I am a dakini; my path is to embody a breaking down of what no longer works and a rebirth of what is always present underneath. The focus of my path is on the mass consciousness as it is made of individual belief systems and the link between these and the divine/infinite mind and the emotions, all of which is applied to social structures and conventions.
Given all of this, it is my challenge in this lifetime to be both gifted in understanding of relationship while also perceiving and living beyond convention enough to often be considered strange, aloof and hard to communicate with/relate to (at least until you know me and by then its too late *fake evil laugh*).

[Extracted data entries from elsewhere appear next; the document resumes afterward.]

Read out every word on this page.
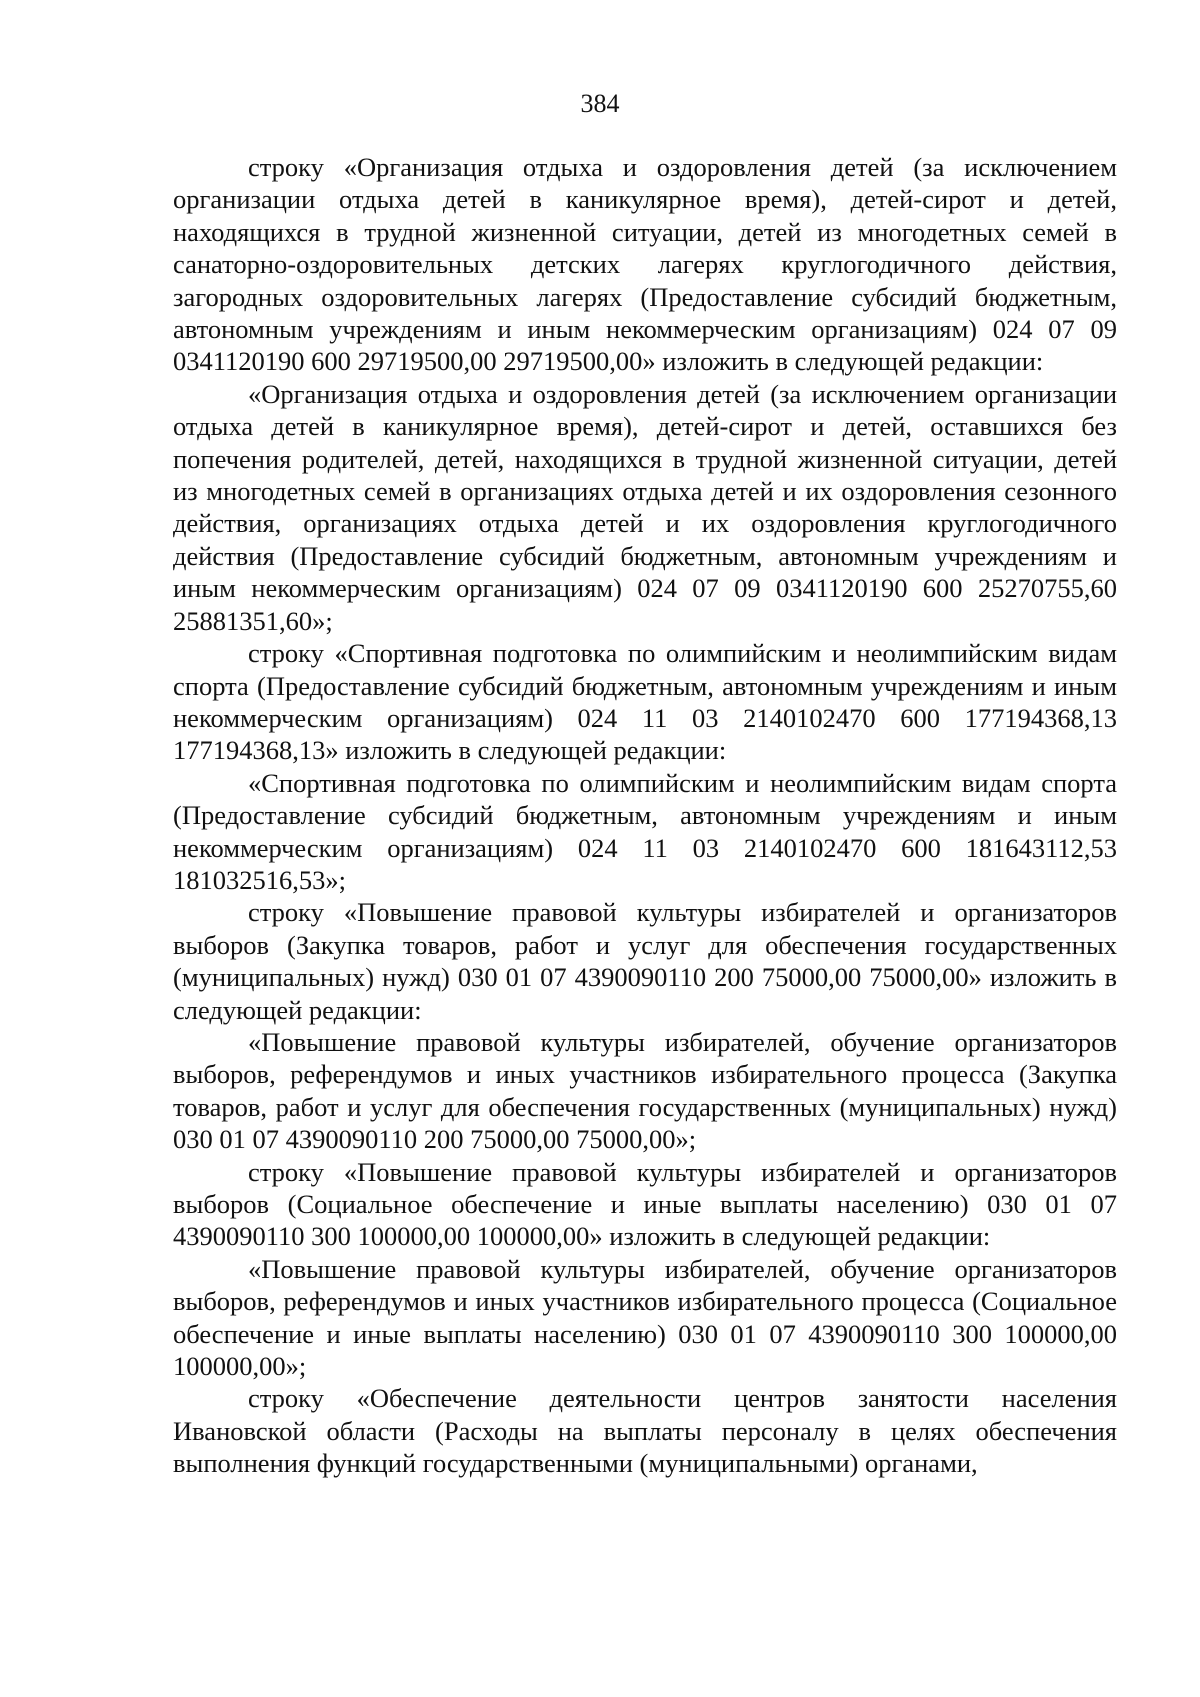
384

строку «Организация отдыха и оздоровления детей (за исключением организации отдыха детей в каникулярное время), детей-сирот и детей, находящихся в трудной жизненной ситуации, детей из многодетных семей в санаторно-оздоровительных детских лагерях круглогодичного действия, загородных оздоровительных лагерях (Предоставление субсидий бюджетным, автономным учреждениям и иным некоммерческим организациям) 024 07 09 0341120190 600 29719500,00 29719500,00» изложить в следующей редакции:

«Организация отдыха и оздоровления детей (за исключением организации отдыха детей в каникулярное время), детей-сирот и детей, оставшихся без попечения родителей, детей, находящихся в трудной жизненной ситуации, детей из многодетных семей в организациях отдыха детей и их оздоровления сезонного действия, организациях отдыха детей и их оздоровления круглогодичного действия (Предоставление субсидий бюджетным, автономным учреждениям и иным некоммерческим организациям) 024 07 09 0341120190 600 25270755,60 25881351,60»;

строку «Спортивная подготовка по олимпийским и неолимпийским видам спорта (Предоставление субсидий бюджетным, автономным учреждениям и иным некоммерческим организациям) 024 11 03 2140102470 600 177194368,13 177194368,13» изложить в следующей редакции:

«Спортивная подготовка по олимпийским и неолимпийским видам спорта (Предоставление субсидий бюджетным, автономным учреждениям и иным некоммерческим организациям) 024 11 03 2140102470 600 181643112,53 181032516,53»;

строку «Повышение правовой культуры избирателей и организаторов выборов (Закупка товаров, работ и услуг для обеспечения государственных (муниципальных) нужд) 030 01 07 4390090110 200 75000,00 75000,00» изложить в следующей редакции:

«Повышение правовой культуры избирателей, обучение организаторов выборов, референдумов и иных участников избирательного процесса (Закупка товаров, работ и услуг для обеспечения государственных (муниципальных) нужд) 030 01 07 4390090110 200 75000,00 75000,00»;

строку «Повышение правовой культуры избирателей и организаторов выборов (Социальное обеспечение и иные выплаты населению) 030 01 07 4390090110 300 100000,00 100000,00» изложить в следующей редакции:

«Повышение правовой культуры избирателей, обучение организаторов выборов, референдумов и иных участников избирательного процесса (Социальное обеспечение и иные выплаты населению) 030 01 07 4390090110 300 100000,00 100000,00»;

строку «Обеспечение деятельности центров занятости населения Ивановской области (Расходы на выплаты персоналу в целях обеспечения выполнения функций государственными (муниципальными) органами,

I often come across as intelligent but I dislike intellectualism if it comes at the expense of body awareness. Because my work is very mentally oriented and because I enjoy exploring life with my senses and my sexuality, when I am not working I enjoy the sensory side of life through movement, bodywork, touch, lovemaking, dance, music and more. I would much rather enjoy life than spend a lot of time talking about it. I am past the point of spiritual searching and have little need for answers because I know the questions to be meaningless.
I am often told that I look angelic and people tend to think I am very sweet and innocent, but much of that comes from my committment to go within and follow where that leads me, including into my shadow side. I have had so many Kali-esque death and rebirth experiences that I can sense the love in most everything and everyone, and it shows in my appearance and laid back personality. I am very loving and easygoing but it is based on a foundation of inner strength, knowing and sense of self from non-attachment that is not always visible on the surface, but is central to who I am. I am incapable of co-dependency. I do not know how to relate to it.
My close friends would (hopefully) describe me as caring, affectionate, insightful, determined, loving, playful, non judgmental, a good listener, and imaginative, with an active and usually twisted sense of humor. I am often told I would make a good stand up comedian. I enjoy making people laugh, and mostly I just enjoy the love I feel for people. Expressing love is what I live for.